As many of my generation, I first encountered Elwyn Brooks White as the author of Charlotte’s Web. In college, The Elements of Style was an often-recommended guide to prose composition, written by William Strunk in 1918 and by White revised in the 1950s. With these associations, E. B. White would for years be summed up in my mind.
Some time ago I found a collection of his “Notes and Comment” writings for The New Yorker. It now rests on my bedside table, and most nights I dip in at day’s end. In our age of the rant, it’s pleasurable to read prose of a decent, civilized, and ironic character: prose which recalls a time when irony was not mere sarcastic contempt. His work suggests a man of principle and conviction, but of some reservation also. One imagines him too kind to engage in polemic, though the firmness of his convictions seems clear. John Updike, in Due Considerations: Essays and Criticism, states that White’s writing career began with an essay describing his reaction to a waitress who had spilled a glass of buttermilk on him:
with composure and dignity, he comforted the waitress, paid for the soup and even left her a tip, while the entire restaurant gaped in awe. The readers loved it. Andy [i.e. White] discovered that “the world would pay a man for setting down a simple, legible account of his own misfortunes.” For most of the rest of his career, Andy published steady accounts of his own misfortunes, to popular acclaim.
Having read a good deal of White’s published works, I find the story credible. The words “simple” and “legible” well describe the sort of prose you will get from an E. B. White essay. He writes in defence of humanist values, principally of freedom of thought, critical expression, and the dignity of the individual. Much of his work concerns compassion and solidarity, themes which are prominent in his writings for children.

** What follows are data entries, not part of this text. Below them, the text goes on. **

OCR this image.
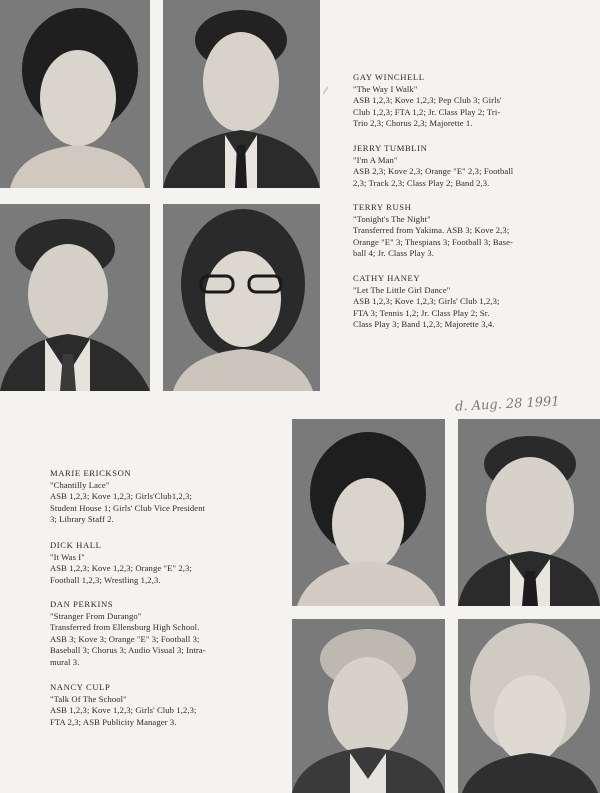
~
GAY WINCHELL
"The Way I Walk"
ASB 1,2,3; Kove 1,2,3; Pep Club 3; Girls'
Club 1,2,3; FTA 1,2; Jr. Class Play 2; Tri-
Trio 2,3; Chorus 2,3; Majorette 1.
JERRY TUMBLIN
"I'm A Man"
ASB 2,3; Kove 2,3; Orange "E" 2,3; Football
2,3; Track 2,3; Class Play 2; Band 2,3.
TERRY RUSH
"Tonight's The Night"
Transferred from Yakima. ASB 3; Kove 2,3;
Orange "E" 3; Thespians 3; Football 3; Base-
ball 4; Jr. Class Play 3.
CATHY HANEY
"Let The Little Girl Dance"
ASB 1,2,3; Kove 1,2,3; Girls' Club 1,2,3;
FTA 3; Tennis 1,2; Jr. Class Play 2; Sr.
Class Play 3; Band 1,2,3; Majorette 3,4.
d. Aug. 28 1991
MARIE ERICKSON
"Chantilly Lace"
ASB 1,2,3; Kove 1,2,3; Girls'Club1,2,3;
Student House 1; Girls' Club Vice President
3; Library Staff 2.
DICK HALL
"It Was I"
ASB 1,2,3; Kove 1,2,3; Orange "E" 2,3;
Football 1,2,3; Wrestling 1,2,3.
DAN PERKINS
"Stranger From Durango"
Transferred from Ellensburg High School.
ASB 3; Kove 3; Orange "E" 3; Football 3;
Baseball 3; Chorus 3; Audio Visual 3; Intra-
mural 3.
NANCY CULP
"Talk Of The School"
ASB 1,2,3; Kove 1,2,3; Girls' Club 1,2,3;
FTA 2,3; ASB Publicity Manager 3.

In recent years he has been blamed for having introduced “hyper-correctness” into the teaching of English prose composition. Some of his grammatical dicta, for instance the prohibition against splitting of infinitives, are seen as nit-picking. To some readers, his style will seem antique and stilted — a perception doubtless compounded by The New Yorker’s insistence that he write in the third person. Against these charges, I’ll say only that in times of war and inquisition, when much was at stake, E. B. White took a clear and thoughtful stand against tyranny, and even when confronting his opponents he was generous and thoughtful. Never having allowed himself to lose grip on his wit, nor his wits, he has left us a useful legacy.